Note: The list(s) published here are not fully representative of all hostnames that might be blocked by ACT Fibernet at a given time.

date of test total hosts removed since last test added since last test
January 8, 2024 13,782 - 278 hosts added
January 7, 2024 13,504 - 737 hosts added
January 2, 2024 12,767 - 2455 hosts added
December 31, 2023 10,312 - 4226 hosts added
June 3, 2023 6,086 32 hosts removed 137 hosts added
February 13, 2023 5,981 - 547 hosts added
January 26, 2023 5,434 96 hosts removed 128 hosts added
May 26, 2022 5,402 87 hosts removed 33 hosts added
November 22, 2021 5,456 1 host removed 1176 hosts added
July 28, 2021 4,281 - 231 hosts added
June 8, 2021 4,050 - 555 hosts added
April 16, 2021 3,495 179 hosts removed 76 hosts added
March 28, 2021 3,593 - 3593 hosts added

Method

The primary web censorship technique employed by ACT Fibernet is of poisoning the DNS A record entry for the root domain of a blocked host.

tencent.com. 0 IN A 202.83.21.14
qq.com. 0 IN A 202.83.21.14
ucweb.com. 0 IN A 202.83.21.14

The poisoned A record entry has been documented to consistently point to only a few IP addresses. This characteristic enables fingerprinting blocked hostnames.

Data

As a uniform list of suitable hostnames was not readily available, several publicly available domain name lists were collated and used as input. The collated list was further modified to exclude subdomains and duplicate entries.

  1. Top 1 million from Alexa

  2. Top 10 million from DomCop

  3. Collections released by Domains Project

  4. List from How India Censors the Web

  5. List from Citizen Lab's reposistory

Installation

The install.sh script can be used to install the tldextract package using pip, and to download, compile, and install the massdns binary from source.

Note: python3 is required to already be installed on your system.

Usage

./run.sh <input_list.txt>

If you intend to run the script using the network of an Internet service provider other than ACT Fibernet, you will have to modify the variable defined on line 4 for identifying a blocked host.

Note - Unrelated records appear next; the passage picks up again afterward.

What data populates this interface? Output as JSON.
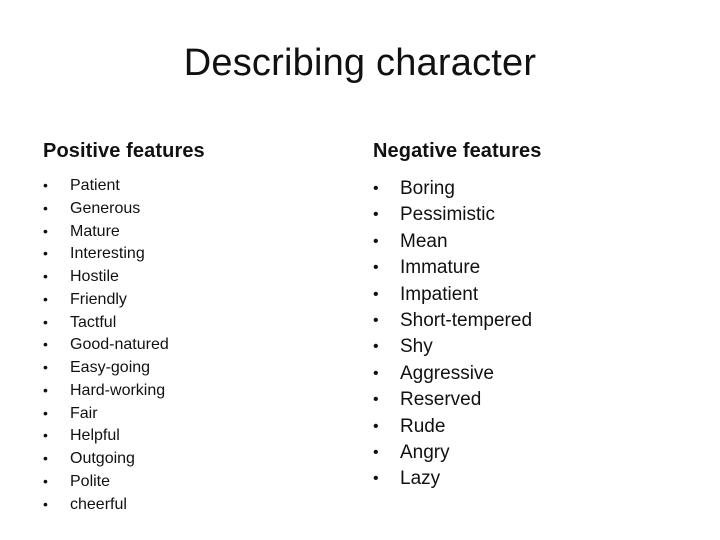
{
  "title": "Describing character",
  "positive": {
    "heading": "Positive features",
    "bullet_icon": "•",
    "items": [
      "Patient",
      "Generous",
      "Mature",
      "Interesting",
      "Hostile",
      "Friendly",
      "Tactful",
      "Good-natured",
      "Easy-going",
      "Hard-working",
      "Fair",
      "Helpful",
      "Outgoing",
      "Polite",
      "cheerful"
    ]
  },
  "negative": {
    "heading": "Negative features",
    "bullet_icon": "•",
    "items": [
      "Boring",
      "Pessimistic",
      "Mean",
      "Immature",
      "Impatient",
      "Short-tempered",
      "Shy",
      "Aggressive",
      "Reserved",
      "Rude",
      "Angry",
      "Lazy"
    ]
  }
}
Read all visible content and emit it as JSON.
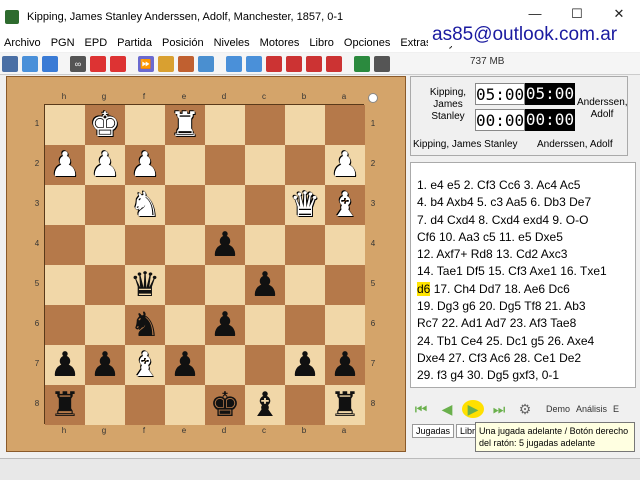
{
  "window": {
    "title": "Kipping, James Stanley    Anderssen, Adolf,  Manchester,  1857,  0-1",
    "minimize": "—",
    "maximize": "☐",
    "close": "✕"
  },
  "menu": [
    "Archivo",
    "PGN",
    "EPD",
    "Partida",
    "Posición",
    "Niveles",
    "Motores",
    "Libro",
    "Opciones",
    "Extras",
    "Ayuda"
  ],
  "watermark": "as85@outlook.com.ar",
  "toolbar": {
    "memory": "737 MB",
    "buttons": [
      {
        "icon": "board-icon",
        "color": "#4a6fa5",
        "label": ""
      },
      {
        "icon": "open-icon",
        "color": "#4a90d9",
        "label": ""
      },
      {
        "icon": "save-icon",
        "color": "#3a7bd5",
        "label": ""
      },
      {
        "icon": "infinity-icon",
        "color": "#555",
        "label": "∞"
      },
      {
        "icon": "level-icon",
        "color": "#d33",
        "label": ""
      },
      {
        "icon": "level-icon-2",
        "color": "#d33",
        "label": ""
      },
      {
        "icon": "demo-icon",
        "color": "#6a6ad0",
        "label": "⏩"
      },
      {
        "icon": "flip-icon",
        "color": "#d9a030",
        "label": ""
      },
      {
        "icon": "calendar-icon",
        "color": "#c06030",
        "label": ""
      },
      {
        "icon": "pgn-icon",
        "color": "#4a8fd0",
        "label": ""
      },
      {
        "icon": "zoom-in-icon",
        "color": "#4a90d9",
        "label": ""
      },
      {
        "icon": "zoom-out-icon",
        "color": "#4a90d9",
        "label": ""
      },
      {
        "icon": "pgn-plus-icon",
        "color": "#c33",
        "label": ""
      },
      {
        "icon": "pgn-minus-icon",
        "color": "#c33",
        "label": ""
      },
      {
        "icon": "epd-plus-icon",
        "color": "#c33",
        "label": ""
      },
      {
        "icon": "epd-minus-icon",
        "color": "#c33",
        "label": ""
      },
      {
        "icon": "globe-icon",
        "color": "#2b8a3e",
        "label": ""
      },
      {
        "icon": "engine-icon",
        "color": "#555",
        "label": ""
      }
    ]
  },
  "board": {
    "files": [
      "h",
      "g",
      "f",
      "e",
      "d",
      "c",
      "b",
      "a"
    ],
    "ranks": [
      "1",
      "2",
      "3",
      "4",
      "5",
      "6",
      "7",
      "8"
    ],
    "squares": [
      [
        "",
        "K",
        "",
        "R",
        "",
        "",
        "",
        ""
      ],
      [
        "P",
        "P",
        "P",
        "",
        "",
        "",
        "",
        "P"
      ],
      [
        "",
        "",
        "N",
        "",
        "",
        "",
        "Q",
        "B"
      ],
      [
        "",
        "",
        "",
        "",
        "p",
        "",
        "",
        ""
      ],
      [
        "",
        "",
        "q",
        "",
        "",
        "p",
        "",
        ""
      ],
      [
        "",
        "",
        "n",
        "",
        "p",
        "",
        "",
        ""
      ],
      [
        "p",
        "p",
        "B",
        "p",
        "",
        "",
        "p",
        "p"
      ],
      [
        "r",
        "",
        "",
        "",
        "k",
        "b",
        "",
        "r"
      ]
    ],
    "glyphs": {
      "K": "♚",
      "Q": "♛",
      "R": "♜",
      "B": "♝",
      "N": "♞",
      "P": "♟",
      "k": "♚",
      "q": "♛",
      "r": "♜",
      "b": "♝",
      "n": "♞",
      "p": "♟"
    }
  },
  "clocks": {
    "white_name": "Kipping, James Stanley",
    "black_name": "Anderssen, Adolf",
    "white_time_top": "05:00",
    "black_time_top": "05:00",
    "white_time_bottom": "00:00",
    "black_time_bottom": "00:00",
    "white_label": "Kipping, James Stanley",
    "black_label": "Anderssen, Adolf"
  },
  "moves": [
    [
      {
        "t": "1. e4 e5 2. Cf3 Cc6 3. Ac4 Ac5"
      }
    ],
    [
      {
        "t": "4. b4 Axb4 5. c3 Aa5 6. Db3 De7"
      }
    ],
    [
      {
        "t": "7. d4 Cxd4 8. Cxd4 exd4 9. O-O"
      }
    ],
    [
      {
        "t": "Cf6 10. Aa3 c5 11. e5 Dxe5"
      }
    ],
    [
      {
        "t": "12. Axf7+ Rd8 13. Cd2 Axc3"
      }
    ],
    [
      {
        "t": "14. Tae1 Df5 15. Cf3 Axe1 16. Txe1"
      }
    ],
    [
      {
        "t": "d6",
        "hl": true
      },
      {
        "t": " 17. Ch4 Dd7 18. Ae6 Dc6"
      }
    ],
    [
      {
        "t": "19. Dg3 g6 20. Dg5 Tf8 21. Ab3"
      }
    ],
    [
      {
        "t": "Rc7 22. Ad1 Ad7 23. Af3 Tae8"
      }
    ],
    [
      {
        "t": "24. Tb1 Ce4 25. Dc1 g5 26. Axe4"
      }
    ],
    [
      {
        "t": "Dxe4 27. Cf3 Ac6 28. Ce1 De2"
      }
    ],
    [
      {
        "t": "29. f3 g4 30. Dg5 gxf3, 0-1"
      }
    ]
  ],
  "nav": {
    "demo": "Demo",
    "analysis": "Análisis",
    "more": "E",
    "tab1": "Jugadas",
    "tab2": "Libr"
  },
  "tooltip": "Una jugada adelante / Botón derecho del ratón: 5 jugadas adelante",
  "status": ""
}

The run.sh script makes use of massdns to query a sizeable number of hostnames with speed, the responses of which are used for extraploating blocked hostnames. The apex.py script extracts root-level hostnames from the results with the help of the tldextract package. The list of root-level hostnames is then de-duplicated and saved to disk.

Notes

This repository builds on the paper How India Censors the Web authored by Kushagra Singh, Gurshabad Grover, and Varun Bansal. The primary intention behind this repository is to introduce some amount of transparency to the otherwise opaque processes associated with web censorship in India.

The captn3m0/airtel-blocked-hosts repository provides a similar list of hostnames known to be blocked on the Airtel Broadband network.